M. Rouleau croit que les économies auraient été plus importantes si on avait accepté d'aller plus loin. « Il y avait des solutions pour des économies faciles, mais les conseillers le voient différemment pour des raisons qui leur sont propres. Jusqu'à maintenant, les économies ciblées pour la réforme Sévigny sont floues. Je ne comprends pas qu'on passe à 14 conseillers alors qu'il n'en avait jamais été question avant. On a simplement voulu plaire aux députés Serge Cardin et Réjean Hébert avec cette mesure. »
S'il n'a pas pris part au vote indicatif de samedi, Jean-François Rouleau n'a pas l'intention de se rallier à la nouvelle proposition. « C'est trop proche du statu quo. Il y a encore quatre structures politiques qui sont à la veille d'être dépassées avec quatre présidents d'arrondissement. »
Déplorant que l'exercice du lac-à-l'épaule se soit déroulé à huis clos, M. Rouleau espère « que la population fera comprendre aux élus la vraie réalité ». S'il considère que sa proposition a été analysée de bonne foi et qu'elle a été « respectueusement débattue », le conseiller croit que l'ensemble du projet est toujours sous le « contrôle absolu du parti ».
Jean-François Rouleau n'estime plus possible de renverser la vapeur, mais espère tout de même des surprises lors du vote au conseil. « J'ai toujours espoir que le bon sens s'exprime. Le vrai vote se prend le 3 mars. On verra alors ce que ça donne. »
Julien Lachance se dit quant à lui en accord avec la nouvelle proposition. « J'aurais été prêt à me rallier à une fusion entre Brompton et Saint-Élie à certaines conditions. J'aurais voulu deux conseillers et un conseiller d'arrondissement. Mais il y avait d'autres considérations pour le reste du territoire. Je suis favorable à l'idée de regrouper Brompton avec Rock Forest-Saint-Élie-Deauville. »
M. Lachance se dit même heureux d'accueillir Brompton dans son arrondissement. « Ce sera plus facile pour eux.
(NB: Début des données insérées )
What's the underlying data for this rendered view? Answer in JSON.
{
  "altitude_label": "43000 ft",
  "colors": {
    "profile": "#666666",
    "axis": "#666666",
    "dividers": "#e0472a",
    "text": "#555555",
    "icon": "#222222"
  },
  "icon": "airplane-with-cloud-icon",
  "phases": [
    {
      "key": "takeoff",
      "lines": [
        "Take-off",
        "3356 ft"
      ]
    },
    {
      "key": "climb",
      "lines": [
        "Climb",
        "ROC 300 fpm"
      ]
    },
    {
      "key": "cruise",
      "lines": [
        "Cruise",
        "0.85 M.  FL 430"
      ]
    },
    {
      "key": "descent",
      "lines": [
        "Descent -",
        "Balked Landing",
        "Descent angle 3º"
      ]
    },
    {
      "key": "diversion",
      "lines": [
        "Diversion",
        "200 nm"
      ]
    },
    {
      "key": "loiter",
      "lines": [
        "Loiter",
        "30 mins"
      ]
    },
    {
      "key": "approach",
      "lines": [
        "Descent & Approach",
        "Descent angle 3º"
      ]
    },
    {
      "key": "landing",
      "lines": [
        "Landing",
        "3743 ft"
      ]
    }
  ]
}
Nous avons cette habitude depuis 12 ans de rassembler trois petites communautés et de travailler ensemble. »
Hébert et Cardin attendront
« Avant d'avoir une opinion ferme » au sujet de la proposition du mode de gouvernance à la Ville de Sherbrooke, le député-ministre Réjean Hébert en discutera d'abord plus directement avec le maire Bernard Sévigny.
« J'ai pris connaissance de l'issue des discussions de la fin de semaine et j'examinerai d'abord la proposition retenue plus en détail. Ça semble montrer des progrès, mais je veux aussi en discuter plus en profondeur avec le maire. J'ai une rencontre à ce sujet avec lui vendredi », a émis Réjean Hébert, interrogé en marge de ce dossier hier matin.
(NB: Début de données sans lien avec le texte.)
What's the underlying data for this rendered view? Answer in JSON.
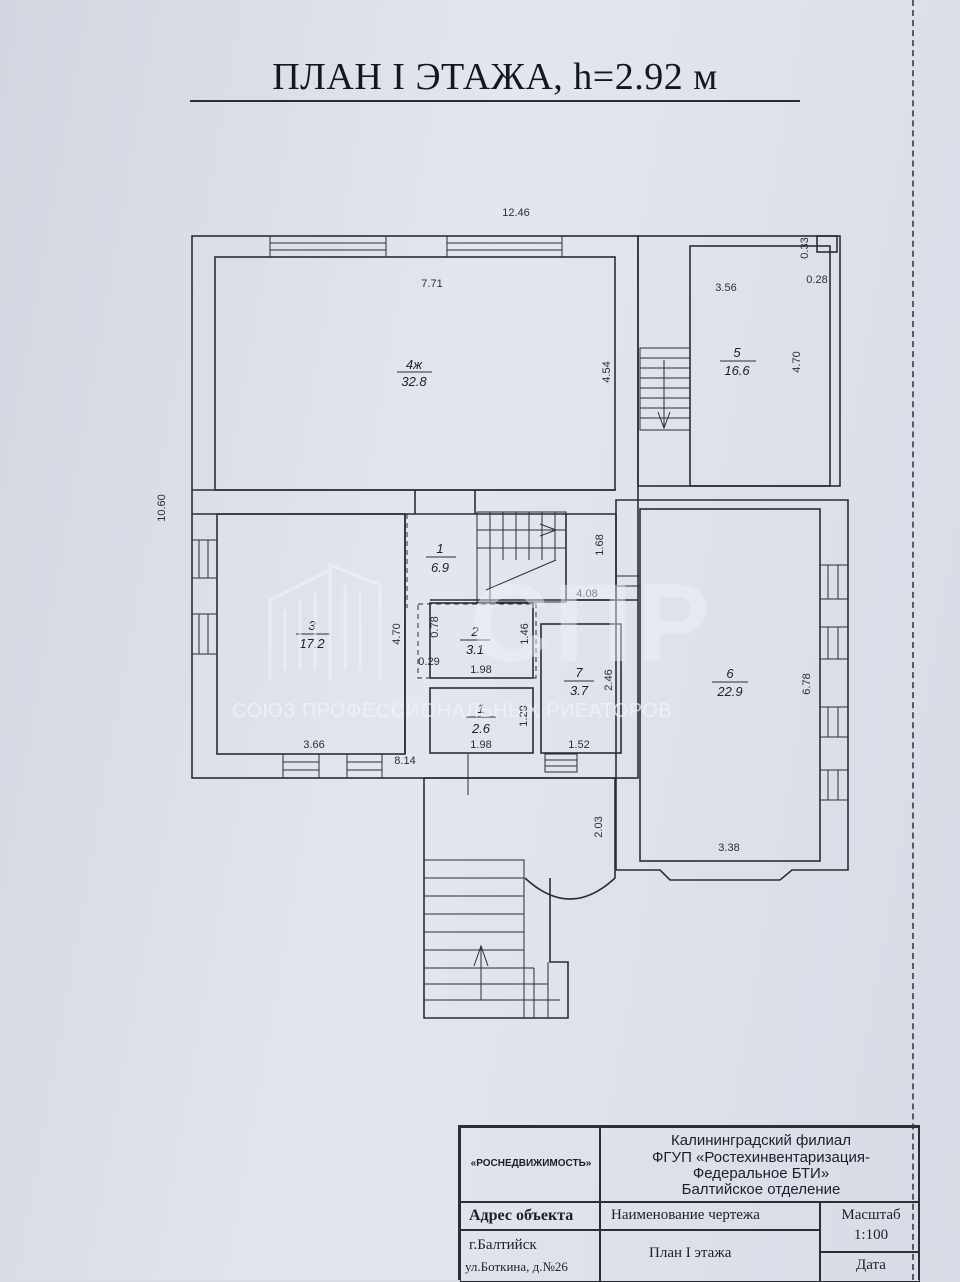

Antérieurement, le ministre Hébert avait repoussé une proposition voulant que Brompton se retrouve avec Fleurimont, ce qui a été écarté des discussions de la fin de semaine.
Le député de Sherbrooke Serge Cardin, qui avait lui aussi des réticences face au projet de réforme du maire Sévigny, préfère lui aussi attendre le résultat du vote avant de se prononcer.